A four-panel graph showing maps of the United States with dots indicating the locations of prisons scored on three environmental metrics and an overall environmental vulnerability score.

The environmental vulnerability of U.S. state and federal prisons was evaluated on the basis of climate, environmental exposures, and environmental effects. Scores within higher percentiles (larger circles) indicate that institutions scored worse in that metric compared with other prisons. These factors were combined into an overall environmental vulnerability index. Credit: Caitlin Mothes

Mothes’s team combined these three categories into a single environmental vulnerability index to better compare prisons across the country. Thirty of the 50 facilities with the worst overall score were in California, she said.

“We hope this will be useful to other researchers or activists to highlight which prison we should focus on, write stories on, investigate further,” Mothes said. “But it’s also important to look at individual environmental burdens, too. Some prisons could be high-risk because they’re located close to so many different toxic facilities, whereas others might be high-risk for heat and climate risks.”

For example, the facilities that scored poorly in California did so because of climate risk and poor air quality. When the team examined the 50 facilities with the worst environmental effects because of their proximity to toxic sites, only two were in California, whereas 14 were in Maryland and seven were in Florida. Mothes will present this research at AGU’s Annual Meeting 2023 on 13 December.

Creating a Nontoxic Carceral Landscape

“I am delighted to see scientists developing and applying these tools to advance our knowledge of the range of environmental threats facing incarcerated populations,” said David Pellow, an environmental scientist at University of California, Santa Barbara and head of the Global Environmental Justice Project.

“These studies provide powerful visualization tools that can facilitate a deeper understanding of the challenges of environmental injustices facing incarcerated persons, corrections officers, and others working and living in and around carceral institutions,” said Pellow, who was not involved with these projects.

“The reason why these projects have the potential to create real social change is precisely because of the collaborative nature of this work between scientists and laypersons.”
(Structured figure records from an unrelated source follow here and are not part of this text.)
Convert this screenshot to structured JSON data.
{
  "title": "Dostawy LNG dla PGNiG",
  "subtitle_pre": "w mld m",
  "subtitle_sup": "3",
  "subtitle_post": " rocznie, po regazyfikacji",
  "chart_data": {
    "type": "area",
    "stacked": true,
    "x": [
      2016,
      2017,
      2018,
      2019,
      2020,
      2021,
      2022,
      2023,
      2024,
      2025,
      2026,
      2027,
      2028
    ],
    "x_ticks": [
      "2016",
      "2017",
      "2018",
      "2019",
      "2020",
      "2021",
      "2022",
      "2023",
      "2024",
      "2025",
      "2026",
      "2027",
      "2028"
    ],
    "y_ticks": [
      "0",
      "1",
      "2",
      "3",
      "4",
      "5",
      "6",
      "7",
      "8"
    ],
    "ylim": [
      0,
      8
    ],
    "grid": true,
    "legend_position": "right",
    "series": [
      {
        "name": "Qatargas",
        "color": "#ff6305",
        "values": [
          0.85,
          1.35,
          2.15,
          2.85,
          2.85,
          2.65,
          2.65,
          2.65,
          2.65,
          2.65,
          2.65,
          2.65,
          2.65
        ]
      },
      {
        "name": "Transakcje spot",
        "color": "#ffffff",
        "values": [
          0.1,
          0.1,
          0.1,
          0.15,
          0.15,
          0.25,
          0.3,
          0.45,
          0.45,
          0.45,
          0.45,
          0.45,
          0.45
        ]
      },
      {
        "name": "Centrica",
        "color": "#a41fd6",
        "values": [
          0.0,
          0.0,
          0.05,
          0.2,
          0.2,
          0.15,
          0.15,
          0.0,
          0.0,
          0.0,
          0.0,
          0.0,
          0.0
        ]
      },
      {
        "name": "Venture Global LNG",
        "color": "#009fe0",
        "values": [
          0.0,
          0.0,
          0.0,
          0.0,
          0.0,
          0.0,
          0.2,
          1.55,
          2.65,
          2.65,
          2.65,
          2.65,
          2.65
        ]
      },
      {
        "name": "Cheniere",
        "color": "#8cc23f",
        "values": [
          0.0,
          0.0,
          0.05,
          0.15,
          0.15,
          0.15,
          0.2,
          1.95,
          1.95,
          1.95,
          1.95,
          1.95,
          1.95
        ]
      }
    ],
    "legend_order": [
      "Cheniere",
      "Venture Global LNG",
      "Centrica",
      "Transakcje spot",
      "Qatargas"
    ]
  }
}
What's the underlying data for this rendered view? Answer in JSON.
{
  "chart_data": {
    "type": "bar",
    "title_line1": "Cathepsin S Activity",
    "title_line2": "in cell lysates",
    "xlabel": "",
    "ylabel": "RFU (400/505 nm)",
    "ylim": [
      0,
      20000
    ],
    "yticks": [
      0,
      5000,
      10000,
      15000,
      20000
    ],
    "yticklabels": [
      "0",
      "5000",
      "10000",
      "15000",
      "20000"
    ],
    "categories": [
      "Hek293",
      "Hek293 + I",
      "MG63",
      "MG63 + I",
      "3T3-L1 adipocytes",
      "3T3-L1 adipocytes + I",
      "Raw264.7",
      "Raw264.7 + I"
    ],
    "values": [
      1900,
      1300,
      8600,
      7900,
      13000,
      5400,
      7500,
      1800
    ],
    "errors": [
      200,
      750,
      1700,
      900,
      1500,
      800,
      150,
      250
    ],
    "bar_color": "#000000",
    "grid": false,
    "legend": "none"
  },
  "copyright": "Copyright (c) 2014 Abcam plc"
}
Mothes’s group has made these data sets public and has also released the code they used to calculate their environmental vulnerability index. Researchers can generate new maps of environmental vulnerability as they gather updated environmental data or data covering other carceral facilities like county jails, Mothes said.

Ovienmhada’s team is working to codesign a geographic information system (GIS) that integrates environmental and socioeconomic data to aid prison ecology researchers, policymakers, and activist organizations.

Pellow said he was particularly encouraged by the scientists’ partnerships with groups such as Campaign to Fight Toxic Prisons, which works with and advocates for incarcerated persons and their families. “The reason why these projects have the potential to create real social change is precisely because of the collaborative nature of this work between scientists and laypersons,” Pellow said.